Les frustrations et turpitudes de la classe moyenne européenne. Il y a Papa et Maman. Et puis tous les autres, dont Henning qui adore exhiber son sexe dans les toilettes des dames. De comique, la pièce ne tarde pas à virer au cauchemar.
Dans Visage de feu une famille en décomposition évoluait dans un seul et même espace, dans Parasites ces mêmes enfants rescapés en perdition revivaient dans deux espaces distincts et dans L’Enfant froid ces mêmes adultes, à présent confrontés à leurs engagements et à la manière dont ils peuvent se dépêtrer de la vie évoluent dans plusieurs espaces géodramatiques. L’ailleurs est ici.
Comme si l’esprit, à l’image des grandes artères périphériques, se bouchait et hésitait entre implosion et explosion.

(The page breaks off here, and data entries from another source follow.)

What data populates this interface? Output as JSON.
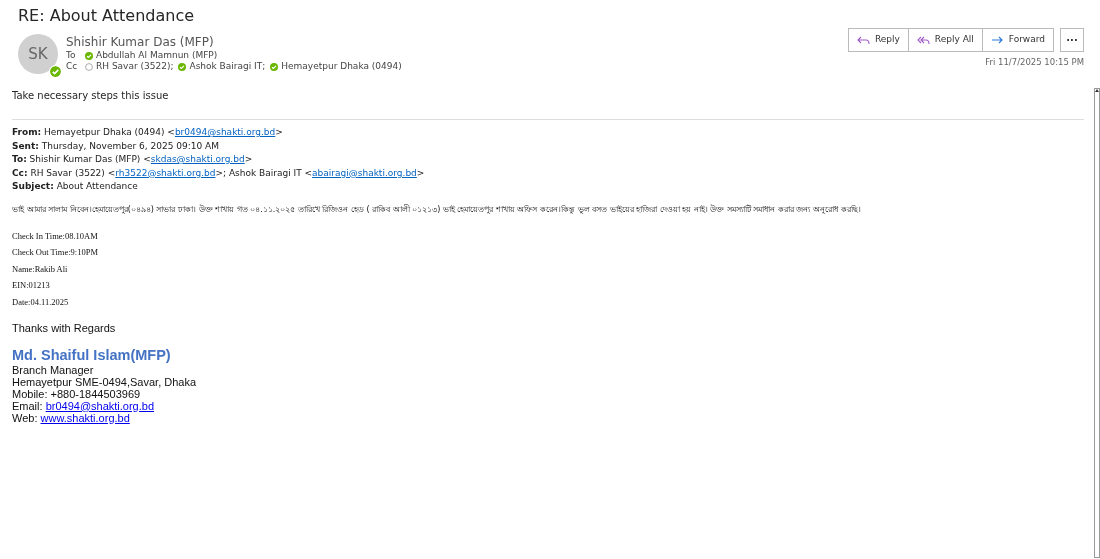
{
  "subject": "RE: About Attendance",
  "sender": {
    "initials": "SK",
    "name": "Shishir Kumar Das (MFP)",
    "online": true
  },
  "to": {
    "label": "To",
    "recipients": [
      {
        "name": "Abdullah Al Mamnun (MFP)",
        "online": true
      }
    ]
  },
  "cc": {
    "label": "Cc",
    "recipients": [
      {
        "name": "RH Savar (3522);",
        "online": false
      },
      {
        "name": "Ashok Bairagi IT;",
        "online": true
      },
      {
        "name": "Hemayetpur Dhaka (0494)",
        "online": true
      }
    ]
  },
  "actions": [
    {
      "kind": "reply",
      "label": "Reply"
    },
    {
      "kind": "reply_all",
      "label": "Reply All"
    },
    {
      "kind": "forward",
      "label": "Forward"
    },
    {
      "kind": "more",
      "label": "···"
    }
  ],
  "date": "Fri 11/7/2025 10:15 PM",
  "reply_text": "Take necessary steps this issue",
  "headers": [
    {
      "label": "From:",
      "parts": [
        {
          "kind": "text",
          "text": " Hemayetpur Dhaka (0494) <"
        },
        {
          "kind": "link",
          "text": "br0494@shakti.org.bd"
        },
        {
          "kind": "text",
          "text": ">"
        }
      ]
    },
    {
      "label": "Sent:",
      "parts": [
        {
          "kind": "text",
          "text": " Thursday, November 6, 2025 09:10 AM"
        }
      ]
    },
    {
      "label": "To:",
      "parts": [
        {
          "kind": "text",
          "text": " Shishir Kumar Das (MFP) <"
        },
        {
          "kind": "link",
          "text": "skdas@shakti.org.bd"
        },
        {
          "kind": "text",
          "text": ">"
        }
      ]
    },
    {
      "label": "Cc:",
      "parts": [
        {
          "kind": "text",
          "text": " RH Savar (3522) <"
        },
        {
          "kind": "link",
          "text": "rh3522@shakti.org.bd"
        },
        {
          "kind": "text",
          "text": ">; Ashok Bairagi IT <"
        },
        {
          "kind": "link",
          "text": "abairagi@shakti.org.bd"
        },
        {
          "kind": "text",
          "text": ">"
        }
      ]
    },
    {
      "label": "Subject:",
      "parts": [
        {
          "kind": "text",
          "text": " About Attendance"
        }
      ]
    }
  ],
  "body": "ভাই আমার সালাম নিবেন।হেমায়েতপুর(০৪৯৪) সাভার ঢাকা। উক্ত শাখায় গত ০৪.১১.২০২৫ তারিখে রিজিওন হেড ( রাকিব আলী ০১২১৩) ভাই হেমায়েতপুর শাখায় অফিস করেন।কিন্তু ভুল বসত ভাইয়ের হাজিরা দেওয়া হয় নাই। উক্ত সমস্যাটি সমাধান করার জন্য অনুরোধ করছি।",
  "details": [
    "Check In Time:08.10AM",
    "Check Out Time:9:10PM",
    "Name:Rakib Ali",
    "EIN:01213",
    "Date:04.11.2025"
  ],
  "closing": "Thanks with Regards",
  "signature": {
    "name": "Md. Shaiful Islam(MFP)",
    "lines": [
      {
        "parts": [
          {
            "kind": "text",
            "text": "Branch Manager"
          }
        ]
      },
      {
        "parts": [
          {
            "kind": "text",
            "text": "Hemayetpur SME-0494,Savar, Dhaka"
          }
        ]
      },
      {
        "parts": [
          {
            "kind": "text",
            "text": "Mobile: +880-1844503969"
          }
        ]
      },
      {
        "parts": [
          {
            "kind": "text",
            "text": "Email: "
          },
          {
            "kind": "link",
            "text": "br0494@shakti.org.bd"
          }
        ]
      },
      {
        "parts": [
          {
            "kind": "text",
            "text": "Web: "
          },
          {
            "kind": "link",
            "text": "www.shakti.org.bd"
          }
        ]
      }
    ]
  }
}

On marchande, on bouge, on monnaye, on en oublie le bonheur et on oublie même d’être mort. Et c’est à ce moment là qu’interviennent des mondes intérieurs, des doubles, comme des soupapes de sûreté qui prennent le devant de la réalité, mais en restant bien parallèles comme pour éviter l’inévitable dans la vie : la confusion des genres.
L’Enfant froid parle d’enfants voulant devenir adultes et de couples qui vont devenir parents. La pièce s’offre en prisme des différents stades allant de la dépendance filiale à l’aliénation maritale. Marius von Mayenburg n’amène jamais ses personnages dans la tragédie, en général les préliminaires sont bannis et ils y sont déjà de plain-pied. L’Enfant froid est un magnifique creuset de vie.
L'Arche est éditeur et agent théâtral de la pièce représentée. Texte français de Laurent Muhleisen.
"Le théâtre ne doit pas se barricader, il doit s’ouvrir, faire face. Le fait par exemple d’extraire ou de recycler des objets et des situations appartenant à la réalité quotidienne constitue un moyen de faire entendre les notions de valeur et de signification. Fouiller dans le sédiment de la vie et dans ses retranchements obscurs, les mettre à jour sur scène dans un rapport frontal avec l’imagination pour révéler une réalité profonde, dénuée de toute mécanique, donne encore à l’homme la possibilité d’être insaisissable ".